Lino Brocka est considéré comme l'un des chefs de file du cinéma philippin avec Lav Diaz qui sont peut-être bien les deux seuls cinéastes à s'être réellement fait connaître chez nous. Ne m'étant laissé entraîner que dans la filmo de Diaz, c'est avec un plaisir non dissimulé que je m'ouvrais à un autre réalisateur car le cinéma c'est aussi voyager et partir à la découverte d'autres cultures cinématographiques. Il n'y a rien de plus triste que d'en rester aux pays occidentaux classiques tant le monde a à nous offrir en pellicules. Si "Manille : dans les griffes des ténèbres" fut une agréable séance, c'est bel et bien à "Insiang" que je dois mon gros gros coup de coeur.
Au fur et à mesure de l'histoire, c'est dingue à quel point j'ai pu ressentir ce côté néoréalisme italien. Le panorama des bidonvilles, une population de laissés pour compte, la pauvreté filmée sous toutes les coutures, la déshérence d'hommes qui n'arrivent pas à rentrer sur le marché du travail souvent par manque de conviction (on pense au génial Accattone de Pasolini), l'abandon, le désarroi face à un pouvoir politique qui semble les avoir oublié. Et au milieu les déboires d'une famille éclatée entre une maman cougar, un beau-papa macho qui ne cache pas son attirance envers sa belle-fille et bien sûr celle-ci, Insiang, victime d'une structure familiale vacillante où il n'y a plus de repères affectifs. La présence de nombreux acteurs "amateurs" renforcent réellement le caractère néoréaliste qui a tant apporté dans la richesse du Septième Art.

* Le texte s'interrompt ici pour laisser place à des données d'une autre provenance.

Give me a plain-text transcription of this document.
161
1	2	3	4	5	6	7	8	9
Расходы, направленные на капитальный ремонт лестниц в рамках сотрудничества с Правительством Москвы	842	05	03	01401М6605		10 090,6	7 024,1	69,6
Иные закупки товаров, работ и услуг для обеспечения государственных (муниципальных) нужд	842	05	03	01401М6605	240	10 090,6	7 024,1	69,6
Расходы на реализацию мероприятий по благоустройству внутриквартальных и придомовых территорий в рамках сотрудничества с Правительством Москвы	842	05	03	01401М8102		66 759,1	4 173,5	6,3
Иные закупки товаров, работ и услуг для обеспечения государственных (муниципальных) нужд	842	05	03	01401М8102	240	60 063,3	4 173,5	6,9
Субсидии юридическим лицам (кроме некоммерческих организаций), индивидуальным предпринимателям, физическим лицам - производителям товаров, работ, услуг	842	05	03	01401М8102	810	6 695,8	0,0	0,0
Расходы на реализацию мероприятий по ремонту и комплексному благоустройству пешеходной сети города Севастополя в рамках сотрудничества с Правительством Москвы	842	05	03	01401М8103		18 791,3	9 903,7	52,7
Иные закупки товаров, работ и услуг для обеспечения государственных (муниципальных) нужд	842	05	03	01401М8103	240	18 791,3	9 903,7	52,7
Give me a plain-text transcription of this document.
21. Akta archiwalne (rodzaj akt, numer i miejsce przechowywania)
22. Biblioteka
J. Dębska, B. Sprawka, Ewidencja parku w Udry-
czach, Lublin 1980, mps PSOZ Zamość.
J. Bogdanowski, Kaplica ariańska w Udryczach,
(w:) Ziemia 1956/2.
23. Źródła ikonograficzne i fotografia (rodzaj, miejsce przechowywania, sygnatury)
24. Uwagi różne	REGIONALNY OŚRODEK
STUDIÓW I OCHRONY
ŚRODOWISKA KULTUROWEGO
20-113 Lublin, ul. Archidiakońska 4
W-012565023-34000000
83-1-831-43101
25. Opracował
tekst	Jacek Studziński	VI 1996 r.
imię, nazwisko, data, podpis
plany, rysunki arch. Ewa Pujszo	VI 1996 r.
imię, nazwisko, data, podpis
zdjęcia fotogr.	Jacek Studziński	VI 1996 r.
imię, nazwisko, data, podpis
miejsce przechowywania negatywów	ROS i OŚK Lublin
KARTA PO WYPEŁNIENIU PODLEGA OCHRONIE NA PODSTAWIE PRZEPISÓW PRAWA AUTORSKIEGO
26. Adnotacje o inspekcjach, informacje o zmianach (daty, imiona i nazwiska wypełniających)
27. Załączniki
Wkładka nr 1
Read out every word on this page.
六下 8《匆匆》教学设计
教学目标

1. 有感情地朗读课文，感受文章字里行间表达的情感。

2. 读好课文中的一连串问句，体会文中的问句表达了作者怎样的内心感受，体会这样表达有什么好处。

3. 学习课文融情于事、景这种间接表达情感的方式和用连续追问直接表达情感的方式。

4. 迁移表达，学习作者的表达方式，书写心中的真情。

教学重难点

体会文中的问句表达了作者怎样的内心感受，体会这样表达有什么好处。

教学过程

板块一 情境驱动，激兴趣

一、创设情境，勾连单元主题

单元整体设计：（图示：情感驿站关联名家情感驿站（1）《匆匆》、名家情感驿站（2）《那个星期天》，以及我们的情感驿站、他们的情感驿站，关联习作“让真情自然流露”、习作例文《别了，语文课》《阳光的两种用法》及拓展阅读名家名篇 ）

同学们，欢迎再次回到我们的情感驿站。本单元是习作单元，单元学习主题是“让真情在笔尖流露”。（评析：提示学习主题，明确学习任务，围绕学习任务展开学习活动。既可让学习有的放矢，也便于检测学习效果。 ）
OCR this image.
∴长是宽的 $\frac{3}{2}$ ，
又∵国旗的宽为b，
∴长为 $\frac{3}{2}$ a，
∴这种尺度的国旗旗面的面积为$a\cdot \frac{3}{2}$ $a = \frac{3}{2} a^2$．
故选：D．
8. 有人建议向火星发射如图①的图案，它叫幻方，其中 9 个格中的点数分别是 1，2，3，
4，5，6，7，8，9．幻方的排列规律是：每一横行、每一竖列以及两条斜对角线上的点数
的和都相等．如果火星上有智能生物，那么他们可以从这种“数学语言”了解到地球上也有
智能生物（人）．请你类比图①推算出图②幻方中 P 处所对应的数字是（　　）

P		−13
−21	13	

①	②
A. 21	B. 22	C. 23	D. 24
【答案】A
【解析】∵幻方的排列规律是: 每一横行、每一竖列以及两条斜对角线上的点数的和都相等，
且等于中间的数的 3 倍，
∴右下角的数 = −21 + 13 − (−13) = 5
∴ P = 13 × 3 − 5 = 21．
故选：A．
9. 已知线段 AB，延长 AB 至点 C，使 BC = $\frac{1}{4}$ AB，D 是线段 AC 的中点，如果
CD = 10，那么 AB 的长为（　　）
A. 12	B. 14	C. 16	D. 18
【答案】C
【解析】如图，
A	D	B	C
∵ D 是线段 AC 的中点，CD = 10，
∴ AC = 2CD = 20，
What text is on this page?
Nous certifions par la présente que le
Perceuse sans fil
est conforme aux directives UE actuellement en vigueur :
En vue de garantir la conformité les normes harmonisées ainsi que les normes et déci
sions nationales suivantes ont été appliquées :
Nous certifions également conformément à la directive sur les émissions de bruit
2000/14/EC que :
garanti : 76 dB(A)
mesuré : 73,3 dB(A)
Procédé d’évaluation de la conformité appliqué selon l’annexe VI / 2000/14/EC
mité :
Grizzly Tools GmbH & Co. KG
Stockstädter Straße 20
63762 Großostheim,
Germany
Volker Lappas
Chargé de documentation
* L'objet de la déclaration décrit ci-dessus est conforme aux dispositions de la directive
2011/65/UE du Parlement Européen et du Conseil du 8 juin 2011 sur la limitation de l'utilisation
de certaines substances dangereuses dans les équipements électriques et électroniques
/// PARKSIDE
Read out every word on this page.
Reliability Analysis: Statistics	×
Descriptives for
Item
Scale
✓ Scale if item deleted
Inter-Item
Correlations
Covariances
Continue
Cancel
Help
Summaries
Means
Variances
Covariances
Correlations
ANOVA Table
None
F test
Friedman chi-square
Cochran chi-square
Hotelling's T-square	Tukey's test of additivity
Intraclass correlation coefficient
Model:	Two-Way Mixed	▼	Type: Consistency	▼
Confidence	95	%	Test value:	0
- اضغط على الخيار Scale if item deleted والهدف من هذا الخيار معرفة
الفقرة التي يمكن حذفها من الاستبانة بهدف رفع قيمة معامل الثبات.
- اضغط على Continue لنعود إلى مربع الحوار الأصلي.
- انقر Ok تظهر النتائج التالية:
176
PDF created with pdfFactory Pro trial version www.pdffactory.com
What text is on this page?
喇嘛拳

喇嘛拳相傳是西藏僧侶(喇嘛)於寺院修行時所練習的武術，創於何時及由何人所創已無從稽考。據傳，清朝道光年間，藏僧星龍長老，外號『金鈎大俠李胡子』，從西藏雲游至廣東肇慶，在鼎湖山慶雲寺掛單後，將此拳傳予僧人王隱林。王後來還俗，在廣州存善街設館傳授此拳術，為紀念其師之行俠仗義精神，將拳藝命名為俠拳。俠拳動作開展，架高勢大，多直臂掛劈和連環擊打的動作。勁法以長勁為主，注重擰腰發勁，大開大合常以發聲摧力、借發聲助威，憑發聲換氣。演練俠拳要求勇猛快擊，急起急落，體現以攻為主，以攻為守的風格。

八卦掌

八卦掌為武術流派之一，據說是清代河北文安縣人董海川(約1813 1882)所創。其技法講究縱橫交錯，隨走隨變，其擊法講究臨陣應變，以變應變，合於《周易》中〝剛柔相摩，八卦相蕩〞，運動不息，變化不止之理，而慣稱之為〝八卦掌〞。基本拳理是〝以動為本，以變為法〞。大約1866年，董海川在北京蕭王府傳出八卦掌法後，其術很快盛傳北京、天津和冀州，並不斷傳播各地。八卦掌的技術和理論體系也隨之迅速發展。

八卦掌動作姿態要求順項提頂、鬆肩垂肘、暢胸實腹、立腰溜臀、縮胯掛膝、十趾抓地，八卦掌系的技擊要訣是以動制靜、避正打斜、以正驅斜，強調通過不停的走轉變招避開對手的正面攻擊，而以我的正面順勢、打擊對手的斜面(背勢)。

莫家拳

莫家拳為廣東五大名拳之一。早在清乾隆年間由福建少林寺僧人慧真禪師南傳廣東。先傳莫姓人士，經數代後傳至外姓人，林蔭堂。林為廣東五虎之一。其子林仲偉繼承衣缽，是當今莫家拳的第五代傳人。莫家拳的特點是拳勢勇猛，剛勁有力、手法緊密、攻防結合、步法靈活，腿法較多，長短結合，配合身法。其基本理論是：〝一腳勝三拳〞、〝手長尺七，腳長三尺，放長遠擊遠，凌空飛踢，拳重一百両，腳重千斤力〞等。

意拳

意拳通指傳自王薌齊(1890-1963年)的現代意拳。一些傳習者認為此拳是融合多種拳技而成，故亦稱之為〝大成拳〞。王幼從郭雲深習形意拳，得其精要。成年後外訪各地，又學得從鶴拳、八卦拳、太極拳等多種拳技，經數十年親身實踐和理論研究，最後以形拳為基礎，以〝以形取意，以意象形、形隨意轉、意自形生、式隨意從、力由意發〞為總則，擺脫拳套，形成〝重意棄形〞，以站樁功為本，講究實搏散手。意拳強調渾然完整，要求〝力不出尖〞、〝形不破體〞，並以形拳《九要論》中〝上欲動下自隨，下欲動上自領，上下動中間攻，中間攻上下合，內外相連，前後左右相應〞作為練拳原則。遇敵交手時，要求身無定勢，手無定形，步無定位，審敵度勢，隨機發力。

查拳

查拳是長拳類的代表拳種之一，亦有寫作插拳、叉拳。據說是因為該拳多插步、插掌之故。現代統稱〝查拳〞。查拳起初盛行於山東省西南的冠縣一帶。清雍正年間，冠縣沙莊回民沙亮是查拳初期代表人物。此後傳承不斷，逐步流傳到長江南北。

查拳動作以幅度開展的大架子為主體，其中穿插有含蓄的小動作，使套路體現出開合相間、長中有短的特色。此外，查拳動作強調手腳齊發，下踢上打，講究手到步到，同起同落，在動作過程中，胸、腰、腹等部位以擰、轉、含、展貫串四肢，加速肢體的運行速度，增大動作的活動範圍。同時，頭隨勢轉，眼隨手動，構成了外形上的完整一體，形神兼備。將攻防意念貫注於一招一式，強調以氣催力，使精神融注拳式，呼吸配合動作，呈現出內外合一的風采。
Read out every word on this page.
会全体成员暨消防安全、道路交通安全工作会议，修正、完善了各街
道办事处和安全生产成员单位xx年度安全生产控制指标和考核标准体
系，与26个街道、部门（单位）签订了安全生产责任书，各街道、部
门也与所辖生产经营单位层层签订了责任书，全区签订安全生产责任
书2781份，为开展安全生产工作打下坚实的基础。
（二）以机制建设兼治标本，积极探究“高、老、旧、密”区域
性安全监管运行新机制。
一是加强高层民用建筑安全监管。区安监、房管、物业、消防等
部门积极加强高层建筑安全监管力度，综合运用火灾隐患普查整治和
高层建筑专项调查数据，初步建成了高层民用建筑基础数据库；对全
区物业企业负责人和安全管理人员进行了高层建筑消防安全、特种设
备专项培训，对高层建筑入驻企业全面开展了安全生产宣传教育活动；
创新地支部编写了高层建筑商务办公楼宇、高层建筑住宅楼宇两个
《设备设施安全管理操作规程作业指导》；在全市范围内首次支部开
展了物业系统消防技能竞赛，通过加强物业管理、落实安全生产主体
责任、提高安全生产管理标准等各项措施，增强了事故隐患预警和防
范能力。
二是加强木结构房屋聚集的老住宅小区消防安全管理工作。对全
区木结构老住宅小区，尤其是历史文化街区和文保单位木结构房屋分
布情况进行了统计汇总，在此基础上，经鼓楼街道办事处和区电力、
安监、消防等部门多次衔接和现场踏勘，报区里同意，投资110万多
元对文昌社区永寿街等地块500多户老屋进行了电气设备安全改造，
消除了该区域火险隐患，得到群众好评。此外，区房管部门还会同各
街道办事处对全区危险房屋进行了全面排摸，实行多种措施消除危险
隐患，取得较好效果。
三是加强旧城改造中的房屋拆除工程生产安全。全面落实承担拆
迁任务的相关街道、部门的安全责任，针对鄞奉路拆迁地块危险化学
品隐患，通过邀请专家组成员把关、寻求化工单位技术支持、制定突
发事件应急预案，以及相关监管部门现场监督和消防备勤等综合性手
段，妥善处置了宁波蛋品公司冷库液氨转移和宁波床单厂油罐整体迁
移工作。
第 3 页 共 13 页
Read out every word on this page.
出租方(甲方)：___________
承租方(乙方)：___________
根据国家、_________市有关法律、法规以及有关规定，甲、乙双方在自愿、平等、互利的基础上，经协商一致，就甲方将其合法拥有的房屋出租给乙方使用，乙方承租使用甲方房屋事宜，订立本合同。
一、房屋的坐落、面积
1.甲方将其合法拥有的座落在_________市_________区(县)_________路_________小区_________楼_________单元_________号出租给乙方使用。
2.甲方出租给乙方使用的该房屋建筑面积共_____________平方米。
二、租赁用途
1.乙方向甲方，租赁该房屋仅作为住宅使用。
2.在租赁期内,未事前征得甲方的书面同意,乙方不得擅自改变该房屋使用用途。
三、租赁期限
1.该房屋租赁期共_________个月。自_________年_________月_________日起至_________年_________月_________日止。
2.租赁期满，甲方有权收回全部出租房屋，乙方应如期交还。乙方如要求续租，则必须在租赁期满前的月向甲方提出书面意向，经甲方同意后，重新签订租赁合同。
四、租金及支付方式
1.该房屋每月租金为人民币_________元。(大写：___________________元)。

Brocka filme la détresse d'une jeune fille, son malheur d'avoir comme mère une femme tyrannique qui la met en cage. Elle ne peut vivre son amour comme elle le désire. L'emprise maternelle est toujours là et face à cette intrusion omniprésente, une cassure se fera jusqu'à prendre des graves proportions. "Insiang" confirme que la simplicité peut souvent mener à des chefs-d'oeuvre si le projet est géré de A à Z. Les sentiments sont là, notre empathie face à l'impuissance de cette pureté féminine. On est révolté aussi car la réalité est décrite avec une spontanéité dérangeante. Les choses ont-elles seulement changées entre 1976 et 2021 ? N'étant encore jamais parti en vacances là-bas (mais c'est un gros projet !), je ne peux statuer sur la question mais ce que j'espère est que leur quotidien s'est amélioré. "Insiang" est un film d'importance qui sait taper là où ça fait mal et si l'on accusera une tendance parfois maladive du combo gros plan sur le visage + musique triste, rien n'est artificiel.
Peu de choses à dire car ça n'en vaut pas la peine. Un visionnage vaut mieux qu'un long discours.